Vue 5 Infinite
Issue: Volume: 28 Issue: 6 (June 2005)

Vue 5 Infinite

I enjoy tools that aid me in creating incredible vistas and unexplored worlds. Having used the majority of programs that offer the opportunity to create breathtaking environments, I recently had the chance to test-drive Vue 5 Infinite. Vue 5, the upgrade to Vue 4 Professional, is promoted as a natural 3D scenery generator.

Designed to interface with major 3D applications for use in film, digital media production, and game development, the program imports and exports from Autodesk Media and Entertainment’s 3ds Max, Alias’s Maya, Softimage’s XSI, NewTek’s LightWave, and Maxon’s Cinema 4D. It also supports industry-standard G-buffer information, together with RPF and RLA file formats, making the rendered scenes compatible with Adobe’s After Effects and Autodesk Media and Entertainment’s Combustion and Flame.

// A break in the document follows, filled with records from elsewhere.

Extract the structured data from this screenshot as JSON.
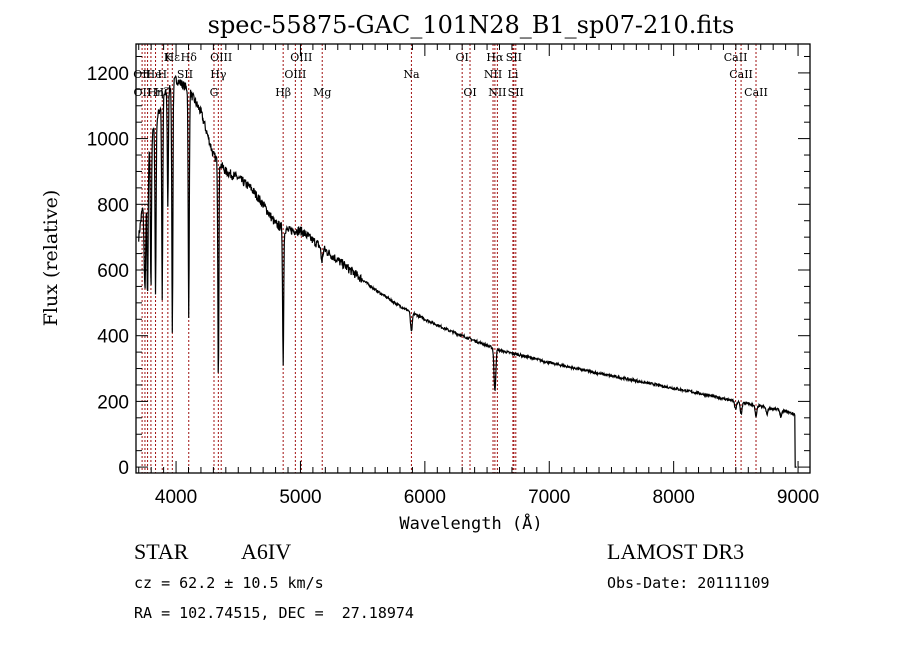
{
  "chart_data": {
    "type": "line",
    "title": "spec-55875-GAC_101N28_B1_sp07-210.fits",
    "xlabel": "Wavelength (Å)",
    "ylabel": "Flux (relative)",
    "xlim": [
      3678,
      9096
    ],
    "ylim": [
      -18,
      1288
    ],
    "xticks": [
      4000,
      5000,
      6000,
      7000,
      8000,
      9000
    ],
    "xtick_labels": [
      "4000",
      "5000",
      "6000",
      "7000",
      "8000",
      "9000"
    ],
    "yticks": [
      0,
      200,
      400,
      600,
      800,
      1000,
      1200
    ],
    "ytick_labels": [
      "0",
      "200",
      "400",
      "600",
      "800",
      "1000",
      "1200"
    ],
    "grid": false,
    "line_color": "#000000",
    "marker_color": "#a01010",
    "continuum": {
      "x": [
        3700,
        3800,
        3900,
        4000,
        4100,
        4200,
        4300,
        4400,
        4500,
        4600,
        4700,
        4800,
        4900,
        5000,
        5200,
        5400,
        5600,
        5800,
        6000,
        6200,
        6400,
        6600,
        6800,
        7000,
        7400,
        7800,
        8200,
        8500,
        8700,
        8900,
        8980
      ],
      "y": [
        700,
        1000,
        1130,
        1180,
        1150,
        1080,
        950,
        900,
        880,
        850,
        800,
        740,
        720,
        720,
        660,
        600,
        540,
        490,
        450,
        415,
        385,
        355,
        338,
        318,
        285,
        255,
        225,
        200,
        185,
        170,
        160
      ]
    },
    "absorption_lines": [
      {
        "wave": 3750,
        "depth": 300
      },
      {
        "wave": 3771,
        "depth": 400
      },
      {
        "wave": 3798,
        "depth": 450
      },
      {
        "wave": 3835,
        "depth": 520
      },
      {
        "wave": 3889,
        "depth": 600
      },
      {
        "wave": 3934,
        "depth": 350
      },
      {
        "wave": 3970,
        "depth": 760
      },
      {
        "wave": 4102,
        "depth": 700
      },
      {
        "wave": 4340,
        "depth": 650
      },
      {
        "wave": 4861,
        "depth": 420
      },
      {
        "wave": 5172,
        "depth": 40
      },
      {
        "wave": 5892,
        "depth": 60
      },
      {
        "wave": 6563,
        "depth": 130
      },
      {
        "wave": 8498,
        "depth": 25
      },
      {
        "wave": 8542,
        "depth": 35
      },
      {
        "wave": 8662,
        "depth": 35
      },
      {
        "wave": 8750,
        "depth": 20
      },
      {
        "wave": 8863,
        "depth": 20
      }
    ],
    "line_markers": [
      {
        "label": "Hε",
        "wave": 3970,
        "row": 0
      },
      {
        "label": "K",
        "wave": 3934,
        "row": 0
      },
      {
        "label": "Hδ",
        "wave": 4102,
        "row": 0
      },
      {
        "label": "OIII",
        "wave": 4363,
        "row": 0
      },
      {
        "label": "OIII",
        "wave": 5007,
        "row": 0
      },
      {
        "label": "OI",
        "wave": 6300,
        "row": 0
      },
      {
        "label": "Hα",
        "wave": 6563,
        "row": 0
      },
      {
        "label": "SII",
        "wave": 6716,
        "row": 0
      },
      {
        "label": "CaII",
        "wave": 8498,
        "row": 0
      },
      {
        "label": "OII",
        "wave": 3727,
        "row": 1
      },
      {
        "label": "H",
        "wave": 3889,
        "row": 1
      },
      {
        "label": "He",
        "wave": 3820,
        "row": 1
      },
      {
        "label": "SII",
        "wave": 4072,
        "row": 1
      },
      {
        "label": "Hγ",
        "wave": 4340,
        "row": 1
      },
      {
        "label": "OIII",
        "wave": 4959,
        "row": 1
      },
      {
        "label": "Na",
        "wave": 5892,
        "row": 1
      },
      {
        "label": "NII",
        "wave": 6548,
        "row": 1
      },
      {
        "label": "Li",
        "wave": 6708,
        "row": 1
      },
      {
        "label": "CaII",
        "wave": 8542,
        "row": 1
      },
      {
        "label": "OII",
        "wave": 3729,
        "row": 2
      },
      {
        "label": "Hη",
        "wave": 3835,
        "row": 2
      },
      {
        "label": "Hζ",
        "wave": 3889,
        "row": 2
      },
      {
        "label": "G",
        "wave": 4305,
        "row": 2
      },
      {
        "label": "Hβ",
        "wave": 4861,
        "row": 2
      },
      {
        "label": "Mg",
        "wave": 5175,
        "row": 2
      },
      {
        "label": "OI",
        "wave": 6363,
        "row": 2
      },
      {
        "label": "NII",
        "wave": 6583,
        "row": 2
      },
      {
        "label": "SII",
        "wave": 6731,
        "row": 2
      },
      {
        "label": "CaII",
        "wave": 8662,
        "row": 2
      }
    ],
    "marker_waves": [
      3727,
      3750,
      3771,
      3798,
      3835,
      3889,
      3934,
      3970,
      4102,
      4305,
      4340,
      4363,
      4861,
      4959,
      5007,
      5175,
      5892,
      6300,
      6363,
      6548,
      6563,
      6583,
      6708,
      6716,
      6731,
      8498,
      8542,
      8662
    ]
  },
  "info": {
    "object_class": "STAR",
    "subclass": "A6IV",
    "redshift": "cz = 62.2 ± 10.5 km/s",
    "coords": "RA = 102.74515, DEC =  27.18974",
    "survey": "LAMOST DR3",
    "obs_date": "Obs-Date: 20111109"
  }
}
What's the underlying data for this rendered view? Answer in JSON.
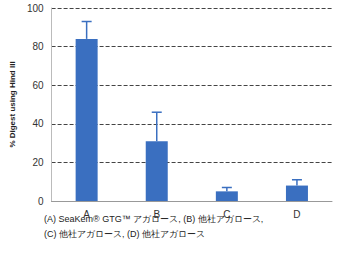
{
  "chart_data": {
    "type": "bar",
    "ylabel": "% Digest using Hind III",
    "categories": [
      "A",
      "B",
      "C",
      "D"
    ],
    "values": [
      84,
      31,
      5,
      8
    ],
    "errors": [
      9,
      15,
      2,
      3
    ],
    "color": "#3a6fc0",
    "ylim": [
      0,
      100
    ],
    "yticks": [
      0,
      20,
      40,
      60,
      80,
      100
    ],
    "grid": true,
    "caption": [
      "(A) SeaKem® GTG™ アガロース, (B) 他社アガロース,",
      "(C) 他社アガロース, (D) 他社アガロース"
    ]
  }
}
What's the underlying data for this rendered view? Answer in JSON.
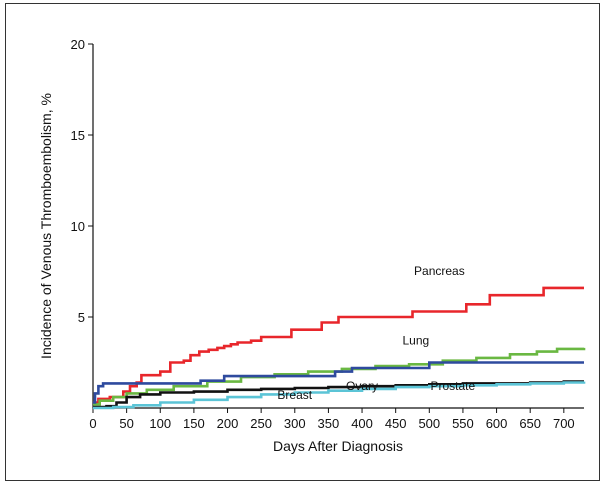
{
  "chart_data": {
    "type": "line",
    "line_style": "step",
    "xlabel": "Days After Diagnosis",
    "ylabel": "Incidence of Venous Thromboembolism, %",
    "xlim": [
      0,
      730
    ],
    "ylim": [
      0,
      20
    ],
    "x_ticks": [
      0,
      50,
      100,
      150,
      200,
      250,
      300,
      350,
      400,
      450,
      500,
      550,
      600,
      650,
      700
    ],
    "y_ticks": [
      5,
      10,
      15,
      20
    ],
    "grid": false,
    "legend": "none",
    "series": [
      {
        "name": "Pancreas",
        "color": "#e8262b",
        "points": [
          [
            0,
            0.3
          ],
          [
            8,
            0.5
          ],
          [
            25,
            0.6
          ],
          [
            45,
            0.9
          ],
          [
            55,
            1.2
          ],
          [
            65,
            1.4
          ],
          [
            72,
            1.8
          ],
          [
            100,
            2.0
          ],
          [
            115,
            2.5
          ],
          [
            135,
            2.6
          ],
          [
            145,
            2.9
          ],
          [
            158,
            3.1
          ],
          [
            172,
            3.2
          ],
          [
            185,
            3.3
          ],
          [
            195,
            3.4
          ],
          [
            205,
            3.5
          ],
          [
            215,
            3.6
          ],
          [
            235,
            3.7
          ],
          [
            250,
            3.9
          ],
          [
            295,
            4.3
          ],
          [
            340,
            4.7
          ],
          [
            365,
            5.0
          ],
          [
            475,
            5.3
          ],
          [
            520,
            5.3
          ],
          [
            555,
            5.7
          ],
          [
            590,
            6.2
          ],
          [
            670,
            6.6
          ],
          [
            730,
            6.6
          ]
        ]
      },
      {
        "name": "Lung",
        "color": "#6ab842",
        "points": [
          [
            0,
            0.2
          ],
          [
            10,
            0.4
          ],
          [
            30,
            0.6
          ],
          [
            50,
            0.8
          ],
          [
            80,
            1.0
          ],
          [
            120,
            1.2
          ],
          [
            170,
            1.45
          ],
          [
            220,
            1.7
          ],
          [
            270,
            1.85
          ],
          [
            320,
            2.0
          ],
          [
            370,
            2.15
          ],
          [
            420,
            2.3
          ],
          [
            470,
            2.4
          ],
          [
            520,
            2.6
          ],
          [
            570,
            2.75
          ],
          [
            620,
            2.95
          ],
          [
            660,
            3.1
          ],
          [
            690,
            3.25
          ],
          [
            730,
            3.3
          ]
        ]
      },
      {
        "name": "Ovary",
        "color": "#2e4a9e",
        "points": [
          [
            0,
            0.3
          ],
          [
            3,
            0.8
          ],
          [
            8,
            1.2
          ],
          [
            15,
            1.35
          ],
          [
            160,
            1.5
          ],
          [
            195,
            1.75
          ],
          [
            360,
            2.0
          ],
          [
            385,
            2.2
          ],
          [
            500,
            2.5
          ],
          [
            730,
            2.5
          ]
        ]
      },
      {
        "name": "Prostate",
        "color": "#111111",
        "points": [
          [
            0,
            0.05
          ],
          [
            20,
            0.1
          ],
          [
            35,
            0.3
          ],
          [
            50,
            0.6
          ],
          [
            70,
            0.75
          ],
          [
            100,
            0.85
          ],
          [
            150,
            0.9
          ],
          [
            200,
            1.0
          ],
          [
            250,
            1.05
          ],
          [
            300,
            1.1
          ],
          [
            350,
            1.15
          ],
          [
            400,
            1.2
          ],
          [
            450,
            1.25
          ],
          [
            500,
            1.3
          ],
          [
            550,
            1.35
          ],
          [
            600,
            1.35
          ],
          [
            650,
            1.4
          ],
          [
            700,
            1.45
          ],
          [
            730,
            1.45
          ]
        ]
      },
      {
        "name": "Breast",
        "color": "#5bc4d6",
        "points": [
          [
            0,
            0.0
          ],
          [
            30,
            0.05
          ],
          [
            60,
            0.15
          ],
          [
            100,
            0.3
          ],
          [
            150,
            0.45
          ],
          [
            200,
            0.6
          ],
          [
            250,
            0.75
          ],
          [
            300,
            0.85
          ],
          [
            350,
            0.95
          ],
          [
            400,
            1.05
          ],
          [
            450,
            1.15
          ],
          [
            500,
            1.2
          ],
          [
            550,
            1.25
          ],
          [
            600,
            1.3
          ],
          [
            650,
            1.35
          ],
          [
            700,
            1.4
          ],
          [
            730,
            1.45
          ]
        ]
      }
    ],
    "annotations": [
      {
        "text": "Pancreas",
        "x": 515,
        "y": 7.3
      },
      {
        "text": "Lung",
        "x": 480,
        "y": 3.5
      },
      {
        "text": "Ovary",
        "x": 400,
        "y": 1.0
      },
      {
        "text": "Prostate",
        "x": 535,
        "y": 1.0
      },
      {
        "text": "Breast",
        "x": 300,
        "y": 0.5
      }
    ]
  }
}
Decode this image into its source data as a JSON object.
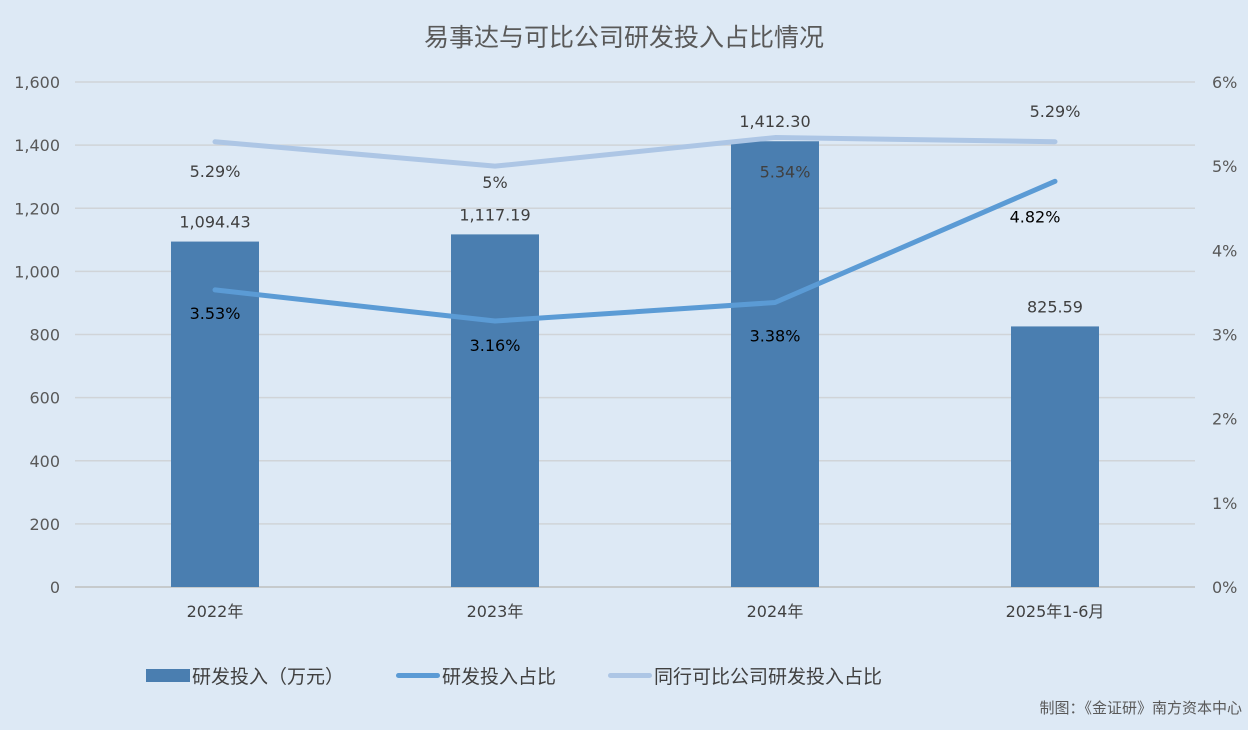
{
  "chart_data": {
    "type": "bar+line",
    "title": "易事达与可比公司研发投入占比情况",
    "categories": [
      "2022年",
      "2023年",
      "2024年",
      "2025年1-6月"
    ],
    "series": [
      {
        "name": "研发投入（万元）",
        "type": "bar",
        "axis": "left",
        "values": [
          1094.43,
          1117.19,
          1412.3,
          825.59
        ],
        "labels": [
          "1,094.43",
          "1,117.19",
          "1,412.30",
          "825.59"
        ],
        "color": "#4a7eb0"
      },
      {
        "name": "研发投入占比",
        "type": "line",
        "axis": "right",
        "values": [
          3.53,
          3.16,
          3.38,
          4.82
        ],
        "labels": [
          "3.53%",
          "3.16%",
          "3.38%",
          "4.82%"
        ],
        "color": "#5b9bd5"
      },
      {
        "name": "同行可比公司研发投入占比",
        "type": "line",
        "axis": "right",
        "values": [
          5.29,
          5.0,
          5.34,
          5.29
        ],
        "labels": [
          "5.29%",
          "5%",
          "5.34%",
          "5.29%"
        ],
        "color": "#adc6e5"
      }
    ],
    "left_axis": {
      "range": [
        0,
        1600
      ],
      "ticks": [
        "0",
        "200",
        "400",
        "600",
        "800",
        "1,000",
        "1,200",
        "1,400",
        "1,600"
      ]
    },
    "right_axis": {
      "range": [
        0,
        6
      ],
      "ticks": [
        "0%",
        "1%",
        "2%",
        "3%",
        "4%",
        "5%",
        "6%"
      ]
    },
    "grid": true,
    "legend_position": "bottom"
  },
  "credit": "制图：《金证研》南方资本中心"
}
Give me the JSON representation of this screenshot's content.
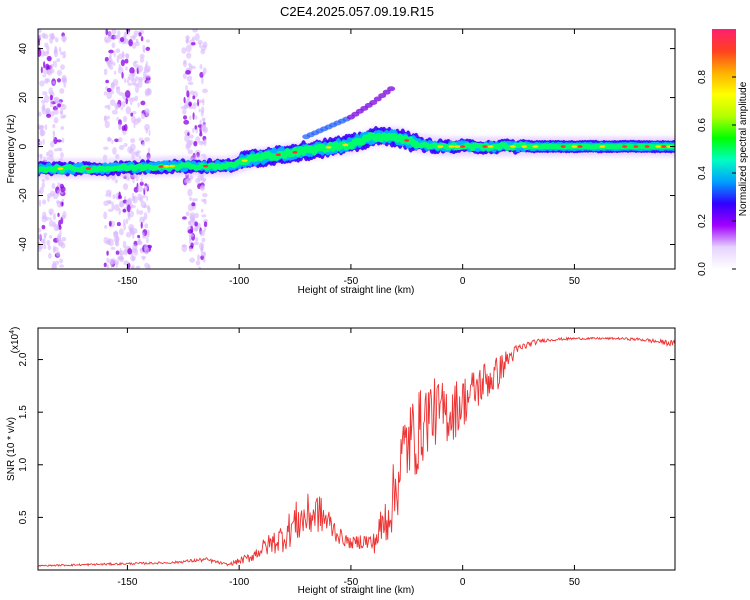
{
  "figure": {
    "title": "C2E4.2025.057.09.19.R15"
  },
  "chart_data": [
    {
      "type": "heatmap",
      "xlabel": "Height of straight line (km)",
      "ylabel": "Frequency (Hz)",
      "xlim": [
        -190,
        95
      ],
      "ylim": [
        -50,
        48
      ],
      "x_ticks": [
        -150,
        -100,
        -50,
        0,
        50
      ],
      "y_ticks": [
        -40,
        -20,
        0,
        20,
        40
      ],
      "colorbar": {
        "label": "Normalized spectral amplitude",
        "range": [
          0,
          1
        ],
        "ticks": [
          0.0,
          0.2,
          0.4,
          0.6,
          0.8
        ],
        "colors": [
          "#ffffff",
          "#e6d2ff",
          "#a000ff",
          "#3000ff",
          "#00a0ff",
          "#00ffc0",
          "#00ff00",
          "#b4ff00",
          "#ffff00",
          "#ffb000",
          "#ff4020",
          "#ff2070"
        ]
      },
      "main_band": [
        {
          "x": -190,
          "f": -9
        },
        {
          "x": -160,
          "f": -9
        },
        {
          "x": -130,
          "f": -8
        },
        {
          "x": -105,
          "f": -8
        },
        {
          "x": -95,
          "f": -5
        },
        {
          "x": -80,
          "f": -3
        },
        {
          "x": -65,
          "f": -1
        },
        {
          "x": -50,
          "f": 1
        },
        {
          "x": -40,
          "f": 4
        },
        {
          "x": -30,
          "f": 4
        },
        {
          "x": -20,
          "f": 1
        },
        {
          "x": -10,
          "f": 0
        },
        {
          "x": 0,
          "f": 0
        },
        {
          "x": 20,
          "f": 0
        },
        {
          "x": 50,
          "f": 0
        },
        {
          "x": 95,
          "f": 0
        }
      ],
      "upper_branch": [
        {
          "x": -70,
          "f": 4
        },
        {
          "x": -60,
          "f": 8
        },
        {
          "x": -50,
          "f": 12
        },
        {
          "x": -40,
          "f": 18
        },
        {
          "x": -30,
          "f": 25
        }
      ],
      "noise_regions": [
        {
          "x0": -190,
          "x1": -178
        },
        {
          "x0": -160,
          "x1": -140
        },
        {
          "x0": -125,
          "x1": -115
        }
      ]
    },
    {
      "type": "line",
      "xlabel": "Height of straight line (km)",
      "ylabel": "SNR (10 * v/v)",
      "y_multiplier": "(x10",
      "y_multiplier_exp": "4",
      "y_multiplier_close": ")",
      "xlim": [
        -190,
        95
      ],
      "ylim": [
        0,
        2.3
      ],
      "x_ticks": [
        -150,
        -100,
        -50,
        0,
        50
      ],
      "y_ticks": [
        0.5,
        1.0,
        1.5,
        2.0
      ],
      "series": [
        {
          "color": "#ee3333",
          "x": [
            -190,
            -170,
            -150,
            -130,
            -115,
            -105,
            -95,
            -90,
            -80,
            -75,
            -70,
            -65,
            -60,
            -55,
            -50,
            -45,
            -40,
            -35,
            -30,
            -28,
            -25,
            -20,
            -15,
            -10,
            -5,
            0,
            5,
            10,
            15,
            20,
            25,
            30,
            35,
            40,
            50,
            60,
            70,
            80,
            95
          ],
          "y": [
            0.04,
            0.05,
            0.06,
            0.07,
            0.1,
            0.05,
            0.12,
            0.2,
            0.32,
            0.45,
            0.5,
            0.55,
            0.45,
            0.32,
            0.25,
            0.28,
            0.25,
            0.45,
            0.75,
            1.0,
            1.2,
            1.3,
            1.5,
            1.5,
            1.5,
            1.6,
            1.7,
            1.8,
            1.85,
            2.0,
            2.1,
            2.15,
            2.18,
            2.19,
            2.2,
            2.2,
            2.2,
            2.19,
            2.15
          ],
          "jitter": [
            0.005,
            0.01,
            0.01,
            0.01,
            0.02,
            0.01,
            0.05,
            0.08,
            0.15,
            0.2,
            0.22,
            0.2,
            0.15,
            0.08,
            0.05,
            0.08,
            0.1,
            0.25,
            0.35,
            0.4,
            0.4,
            0.4,
            0.35,
            0.3,
            0.3,
            0.25,
            0.22,
            0.2,
            0.18,
            0.1,
            0.05,
            0.03,
            0.02,
            0.015,
            0.01,
            0.01,
            0.01,
            0.015,
            0.03
          ]
        }
      ]
    }
  ]
}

Although the latest version of Vue, Vue 5 Infinite, is ripe with powerful new tools and enhanced functionality, its user interface is clean, intuitive, and uncomplicated.

Vue 5 is a significant upgrade from Vue 4. Some of the most important new features include global illumination and radiosity, HDRI support, shadow and volumetric light optimization for a dramatic increase in rendering speed, procedural terrain, and an improved interface. Although I liked Vue 4, after having spent some time with Vue 5, I know I can never look back.

The program is incredibly user friendly. When you create a new scene, the Atmosphere-selection tool opens. This controls the position of the sun, color of light, shape and size of clouds, and more. There are nine categories of atmospheres, for daytime, bad weather, animated, and so forth, each with at least a dozen preset choices. You can edit presets by adding cloud layers, changing sun color, and adding fog, haze, and other effects. A nice feature of the Atmosphere selection window is that each preset comes with a thumbnail image and, when highlighted, a larger image with a text description. It makes finding the perfect starting point for your project simple.

The interface is a standard four-view window with side, front, top, and main cameras. On the right side of the screen are Camera Controls and a World Browser, which anyone familiar with Adobe Photoshop will recognize as a layers menu, making for efficient organization of the objects in your scene.

Part of the Camera Controls is a small window that shows a rendered preview of your scene, which updates in real time whenever you make adjustments to materials, lights, and objects. You no longer need to wait for rendering to have an idea of how your scene looks. This preview even includes shadows and lens flares.

I found Vue 5 to be easier to work with than other stand-alone landscape and environment generating packages I’ve worked with, and the results are stunning. The Terrain Editor is one of the most intuitive to use, and making modifications to terrain is as easy as painting or sculpting, in real time. Procedural terrains can adapt their level of details dynamically, and editing them is as easy as applying preset functions from Vue’s function library or adjusting Function Curves; the program to does the rest.

After your terrain is built, you can populate your environment with plants and rocks. SolidGrowth 3, Vue’s plant technology, is the easiest method for producing realistic trees that don’t take thousands of hours to render. Vue 5 ships with more than 50 different plants species; all Vue 5 plants are editable from trunk size/gnarl/falloff to leaf material and width. By default, all plants created in Vue automatically animate as if swaying in a breeze; this trait is user-definable by plant.

Each time you create a plant in a scene, it will be unique from previous vegetation. If you need to grow a forest or grove and don’t want to place each tree, Vue 5’s EcoSystem can populate a scene with plants en masse. EcoSystem works with Instances, which allow you to gain great visual complexity without vast computational overhead.

You can use preset quality settings-sketch, preview, broadcast, and ultra-or customize your own. You also can select how much of your scene to render. In fact, I’ve just scratched the surface of what Vue 5 Infinite offers. Game designers, digital matte artists, architects, and digital artists would do well to investigate Vue 5 Infinite.

Doug King, a contributing editor based in Dallas, develops animated projects for his company, Day III Productions.



E-on Software: www.e-onsoftware.com
Price: $599
Minimum System Requirements: 1 ghz Pentium III or better processor, Windows 2000 or XP, Mac OS X Version 10.3 or later, 512 mb of RAM, 100 mb hard drive, and a 16-bit, 1024x768 video display.